Accumulating evidence has highlighted a strong association between gut microbiota and the occurrence, development, prevention, and treatment of atopic dermatitis (AD). The regulation of gut microbial dysbiosis by oral traditional Chinese medicine (TCM) has garnered significant attention. In the treatment of AD, the TCM formula Qingre-Qushi Recipe (QRQS) has demonstrated clinical efficacy. However, both the therapeutic mechanisms of QRQS and its impact on gut microbiota remain unclear. Thus, our study aimed to assess the efficacy of QRQS and evaluate its influence on the composition and diversity of gut microbiota in AD animal models.

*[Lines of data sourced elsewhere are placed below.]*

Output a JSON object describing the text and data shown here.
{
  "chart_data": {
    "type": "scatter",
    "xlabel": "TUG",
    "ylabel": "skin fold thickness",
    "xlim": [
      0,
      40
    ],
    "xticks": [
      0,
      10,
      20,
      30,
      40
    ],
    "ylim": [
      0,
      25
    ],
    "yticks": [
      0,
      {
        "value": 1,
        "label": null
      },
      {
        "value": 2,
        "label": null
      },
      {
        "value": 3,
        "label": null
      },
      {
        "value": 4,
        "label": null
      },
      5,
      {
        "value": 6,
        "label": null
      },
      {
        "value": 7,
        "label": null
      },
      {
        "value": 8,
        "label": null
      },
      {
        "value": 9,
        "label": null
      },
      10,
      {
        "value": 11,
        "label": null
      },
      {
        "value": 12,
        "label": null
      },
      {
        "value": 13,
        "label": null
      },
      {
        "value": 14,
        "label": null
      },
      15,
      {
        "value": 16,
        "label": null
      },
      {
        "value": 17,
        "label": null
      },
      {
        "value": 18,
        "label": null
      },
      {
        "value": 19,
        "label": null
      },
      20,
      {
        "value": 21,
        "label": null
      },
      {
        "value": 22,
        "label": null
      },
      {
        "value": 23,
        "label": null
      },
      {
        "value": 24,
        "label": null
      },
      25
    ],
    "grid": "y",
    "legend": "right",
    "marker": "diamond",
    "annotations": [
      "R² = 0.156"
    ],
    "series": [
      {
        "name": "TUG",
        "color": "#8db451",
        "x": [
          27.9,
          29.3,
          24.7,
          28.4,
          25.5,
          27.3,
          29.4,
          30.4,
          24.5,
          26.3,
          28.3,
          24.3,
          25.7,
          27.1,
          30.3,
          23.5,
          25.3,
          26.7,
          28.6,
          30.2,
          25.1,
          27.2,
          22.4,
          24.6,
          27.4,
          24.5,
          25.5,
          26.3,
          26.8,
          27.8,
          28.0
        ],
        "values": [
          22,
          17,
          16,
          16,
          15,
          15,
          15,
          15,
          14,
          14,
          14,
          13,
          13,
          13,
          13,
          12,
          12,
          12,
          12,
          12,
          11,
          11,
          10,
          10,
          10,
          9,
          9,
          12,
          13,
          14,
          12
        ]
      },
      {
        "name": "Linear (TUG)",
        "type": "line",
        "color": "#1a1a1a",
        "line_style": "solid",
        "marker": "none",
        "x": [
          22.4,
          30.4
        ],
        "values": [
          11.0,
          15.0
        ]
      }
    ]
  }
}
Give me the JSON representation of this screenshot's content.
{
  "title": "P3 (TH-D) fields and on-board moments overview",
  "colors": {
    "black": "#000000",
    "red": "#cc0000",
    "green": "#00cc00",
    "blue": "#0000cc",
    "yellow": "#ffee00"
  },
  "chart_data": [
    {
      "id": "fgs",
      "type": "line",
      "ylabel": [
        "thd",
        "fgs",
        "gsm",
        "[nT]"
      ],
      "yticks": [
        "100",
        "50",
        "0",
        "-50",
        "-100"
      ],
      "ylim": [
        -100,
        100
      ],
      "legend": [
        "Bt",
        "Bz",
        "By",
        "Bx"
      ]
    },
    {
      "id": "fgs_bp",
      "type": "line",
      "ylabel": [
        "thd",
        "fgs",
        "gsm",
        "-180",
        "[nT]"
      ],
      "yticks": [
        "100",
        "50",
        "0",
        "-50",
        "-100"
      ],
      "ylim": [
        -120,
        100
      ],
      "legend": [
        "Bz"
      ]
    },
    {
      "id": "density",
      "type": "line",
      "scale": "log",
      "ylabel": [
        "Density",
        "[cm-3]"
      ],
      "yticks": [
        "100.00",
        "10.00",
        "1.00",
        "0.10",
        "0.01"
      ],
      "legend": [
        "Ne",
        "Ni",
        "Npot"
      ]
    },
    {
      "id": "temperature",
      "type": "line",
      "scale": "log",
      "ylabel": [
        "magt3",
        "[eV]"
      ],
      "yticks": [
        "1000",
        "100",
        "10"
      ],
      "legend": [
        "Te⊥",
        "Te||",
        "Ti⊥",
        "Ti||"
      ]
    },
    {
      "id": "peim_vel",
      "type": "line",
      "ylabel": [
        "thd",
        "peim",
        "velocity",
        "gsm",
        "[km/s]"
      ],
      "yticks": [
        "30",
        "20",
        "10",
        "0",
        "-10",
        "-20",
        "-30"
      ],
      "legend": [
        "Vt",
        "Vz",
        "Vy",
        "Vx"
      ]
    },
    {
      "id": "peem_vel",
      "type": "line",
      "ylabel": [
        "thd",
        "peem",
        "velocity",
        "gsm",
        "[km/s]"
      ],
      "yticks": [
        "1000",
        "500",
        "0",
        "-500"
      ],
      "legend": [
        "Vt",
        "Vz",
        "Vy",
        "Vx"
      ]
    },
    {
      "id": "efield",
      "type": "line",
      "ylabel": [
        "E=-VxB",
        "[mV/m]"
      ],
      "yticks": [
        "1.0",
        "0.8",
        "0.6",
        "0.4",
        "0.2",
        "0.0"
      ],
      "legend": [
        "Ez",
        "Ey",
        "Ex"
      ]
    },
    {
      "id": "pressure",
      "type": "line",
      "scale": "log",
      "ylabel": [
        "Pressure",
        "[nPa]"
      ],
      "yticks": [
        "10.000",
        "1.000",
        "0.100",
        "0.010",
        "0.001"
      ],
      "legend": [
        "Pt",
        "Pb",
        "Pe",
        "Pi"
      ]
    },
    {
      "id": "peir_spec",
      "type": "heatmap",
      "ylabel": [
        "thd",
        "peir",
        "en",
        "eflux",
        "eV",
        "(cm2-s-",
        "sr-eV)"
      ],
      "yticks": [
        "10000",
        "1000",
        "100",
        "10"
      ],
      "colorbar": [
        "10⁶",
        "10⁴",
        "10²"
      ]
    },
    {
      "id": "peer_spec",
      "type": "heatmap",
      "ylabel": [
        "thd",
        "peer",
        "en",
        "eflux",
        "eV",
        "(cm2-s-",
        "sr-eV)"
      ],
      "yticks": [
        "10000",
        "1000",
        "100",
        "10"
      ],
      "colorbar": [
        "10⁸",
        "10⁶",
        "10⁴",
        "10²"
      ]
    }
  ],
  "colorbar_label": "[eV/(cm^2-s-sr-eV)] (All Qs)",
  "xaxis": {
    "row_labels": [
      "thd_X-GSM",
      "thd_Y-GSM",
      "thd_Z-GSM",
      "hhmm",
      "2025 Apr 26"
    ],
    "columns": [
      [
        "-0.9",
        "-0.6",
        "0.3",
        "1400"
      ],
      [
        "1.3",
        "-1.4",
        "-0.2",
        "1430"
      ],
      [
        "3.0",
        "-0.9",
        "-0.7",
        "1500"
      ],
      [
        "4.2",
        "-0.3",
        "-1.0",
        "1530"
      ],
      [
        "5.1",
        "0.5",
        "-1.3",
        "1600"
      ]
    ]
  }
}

First, we investigated the therapeutic effect of QRQS on AD using two animal models: filaggrin-deficient mice (Flaky tail, ft/ft) and MC903-induced AD-like mice. Subsequently, we explored its influence on the composition and diversity of gut microbiota. Our results demonstrated that QRQS treatment ameliorated the symptoms in both ft/ft mice and MC903-induced AD-like mice. It also reduced the levels of serum IgE and pro-inflammatory cytokines, including IL-1β, IL-4, IL-5, IL-9, IL-13, IL-17A, and TNF-α. Furthermore, QRQS remarkably regulated gut microbiota diversity by increasing Lactobacillaceae and decreasing Bacteroidales. The inflammatory factors in peripheral serum of ft/ft mice showed a close correlation with gut microbiota, as determined using the Spearman correlation coefficient. Additionally, PICRUSt analysis revealed an enrichment in ascorbate and aldarate metabolism, fatty acid metabolism and biosynthesis, and propanoate metabolism in the QRQS group compared to the ft/ft group. Finally, we identified liquiritin as the primary active ingredient of QRQS using ultra-high-performance liquid chromatography-high-resolution mass spectrometry (UPLC-HRMS). Our findings revealed that QRQS improved AD-like symptoms and alleviated skin inflammation in ft/ft and MC903-induced mice. This suggests that modulating the gut microbiota may help elucidate its anti-inflammation activation mechanism, highlighting a new therapeutic strategy that targets the intestinal flora to prevent and treat AD.